LOCATION: Highway 1 near McKerricher State Park
DOCKET NO.: 12-9490
DECIDED BY: Roberts Court (2010-2016)
CITATION: 572 US (2014)
GRANTED: Oct 01, 2013
ARGUED: Jan 21, 2014
DECIDED: Apr 22, 2014
Jeffrey M K Laurence - on behalf of the respondents
Paul R Kleven - on behalf of the petitioners
Rachel P. Kovner -
Facts of the case
On August 23, 2008, the Mendocino County dispatch center received a call from a Humboldt County dispatcher with the information that a silver Ford F150 pickup truck had run an unidentified vehicle off the road at mile marker 88 on southbound Highway 1. The original caller had also provided the license plate number of the pickup truck in question. The dispatch center broadcast that information to officers in the area, and two separate officers soon reported seeing the vehicle and began following it. The officers pulled the vehicle over, and while requesting information from the driver, smelled marijuana. During a search of the vehicle, the officers found four large bags of marijuana in the truck bed. The occupants of the vehicle, Lorenzo Prado Navarette and Jose Prado Navarette, were arrested for transportation of marijuana and possession of marijuana for sale.
At trial, the defendants moved to suppress the evidence obtained from the traffic stop and argued that the evidence did not establish a reasonable suspicion of wrongdoing to justify the stop. The state argued that the anonymous tip combined with the officers' observations of details that matched the tip constituted reasonable suspicion of the alleged reckless driving. The magistrate judge denied the motion. After the defendants petitioned for a review of this decision and were denied by both the California Court of Appeals for the First District, Division Five and the California Supreme Court, the defendants pled guilty. The California Court of Appeals for the First District, Division Five affirmed.
Does the Fourth Amendment require an officer who received information regarding drunken or reckless driving to independently corroborate the behavior before stopping the vehicle?
Media for Prado Navarette v. CaliforniaAudio Transcription for Oral Argument - January 21, 2014 in Prado Navarette v. California
Audio Transcription for Opinion Announcement - April 22, 2014 in Prado Navarette v. California
Justice Thomas has our opinion this morning in case 12-9490 Navarette versus California.
This case comes to us on a writ of certiorari to the California Court of Appeals.
The Fourth Amendment permits brief investigative stops when an officer has a reasonable suspicion of criminal activity.
Reasonable suspicion requires a particularized and objective basis for suspecting a particular person of criminal conduct.
Our previous cases have recognized it under appropriate circumstances.
Anonymous tips can create reasonable suspicion.
In this case, an anonymous 911 caller reported that specific truck driving southbound on California Highway 1 had run the caller off the road.

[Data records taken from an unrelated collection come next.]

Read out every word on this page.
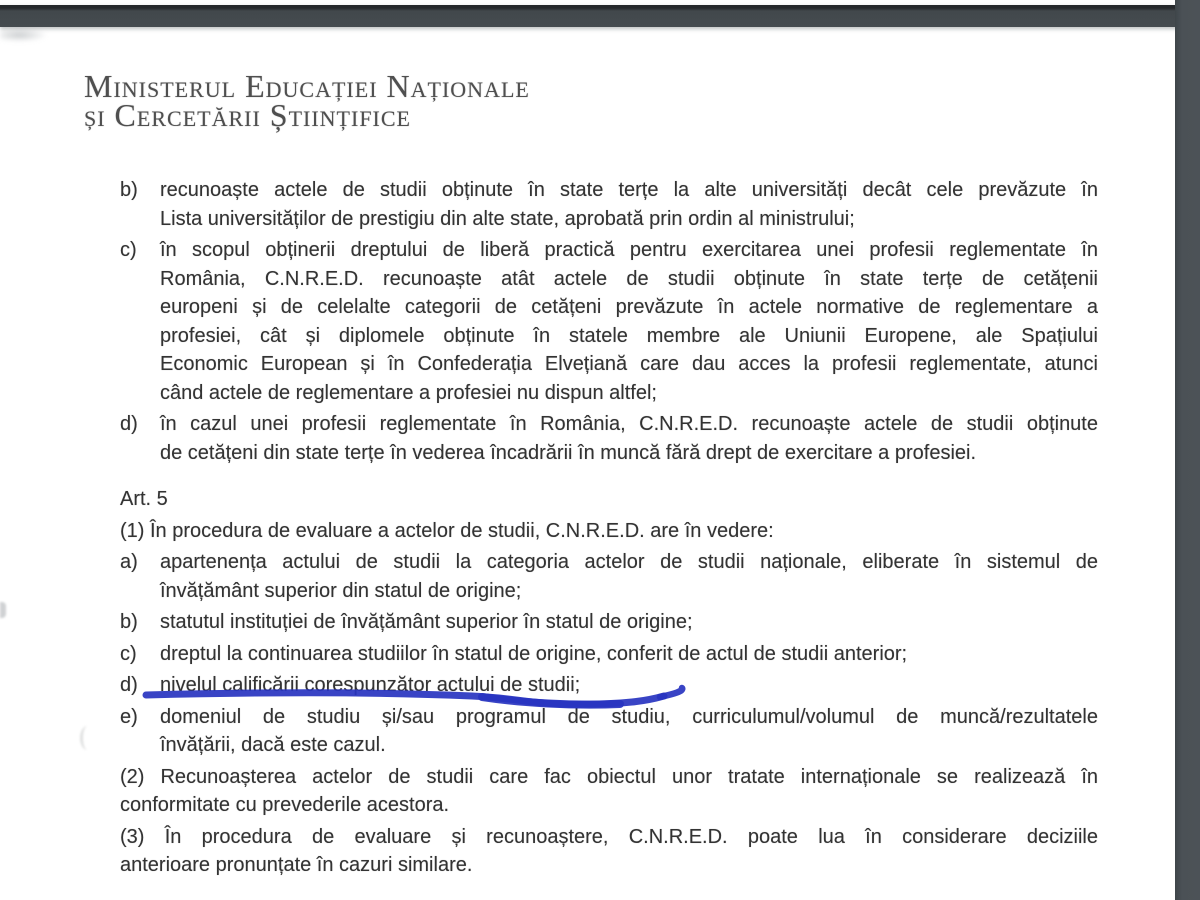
Ministerul Educației Naționale
și Cercetării Științifice
b)	recunoaște actele de studii obținute în state terțe la alte universități decât cele prevăzute în
Lista universităților de prestigiu din alte state, aprobată prin ordin al ministrului;
c)	în scopul obținerii dreptului de liberă practică pentru exercitarea unei profesii reglementate în
România, C.N.R.E.D. recunoaște atât actele de studii obținute în state terțe de cetățenii
europeni și de celelalte categorii de cetățeni prevăzute în actele normative de reglementare a
profesiei, cât și diplomele obținute în statele membre ale Uniunii Europene, ale Spațiului
Economic European și în Confederația Elvețiană care dau acces la profesii reglementate, atunci
când actele de reglementare a profesiei nu dispun altfel;
d)	în cazul unei profesii reglementate în România, C.N.R.E.D. recunoaște actele de studii obținute
de cetățeni din state terțe în vederea încadrării în muncă fără drept de exercitare a profesiei.
Art. 5
(1) În procedura de evaluare a actelor de studii, C.N.R.E.D. are în vedere:
a)	apartenența actului de studii la categoria actelor de studii naționale, eliberate în sistemul de
învățământ superior din statul de origine;
b)	statutul instituției de învățământ superior în statul de origine;
c)	dreptul la continuarea studiilor în statul de origine, conferit de actul de studii anterior;
d)	nivelul calificării corespunzător actului de studii;
e)	domeniul de studiu și/sau programul de studiu, curriculumul/volumul de muncă/rezultatele
învățării, dacă este cazul.
(2) Recunoașterea actelor de studii care fac obiectul unor tratate internaționale se realizează în
conformitate cu prevederile acestora.
(3) În procedura de evaluare și recunoaștere, C.N.R.E.D. poate lua în considerare deciziile
anterioare pronunțate în cazuri similare.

A California Highway Patrol officer located the truck, stopped it, and discovered 30 pounds of marijuana.
Probably, it shouldn't carry around 30 pounds of marijuana, but petitioners argue that there was no reasonable suspicion for the traffic stop.
But the trial court denied petitioner's motion to suppress and California Court of Appeal affirmed.
In an opinion filed with the clerk today, we now affirm the judgment of California Court of Appeal.
We conclude that under the totality of circumstances in this case, the officer had reasonable suspicion that the driver of the truck was intoxicated.
First, there were adequate reasons for an officer to believe the caller's account of being run off the road.
The caller necessarily claimed the eyewitness knowledge of the incident.
The timeline of event suggested that the caller had little time to fabricate the report and the caller use the 911 system which had several technological and regulatory features that deter false reports.
The 911 call also created reasonable suspicion of drunk driving.
Running another car off the road suggest to sort of impairment that characterizes drunk driving.
That conduct bears too much resemblance to classic examples of drunk driving to be dismissed as isolated recklessness.
While there are other potential explanations for the reported behavior, we have consistently recognized that reasonable suspicion need not rule out innocent alternatives.
For these reasons, and others set forth in our opinion, we affirm the judgment of California Court of Appeal.
Justice Scalia has filed a dissenting opinion in which Justices Ginsburg, Sotomayor and Kagan have joined.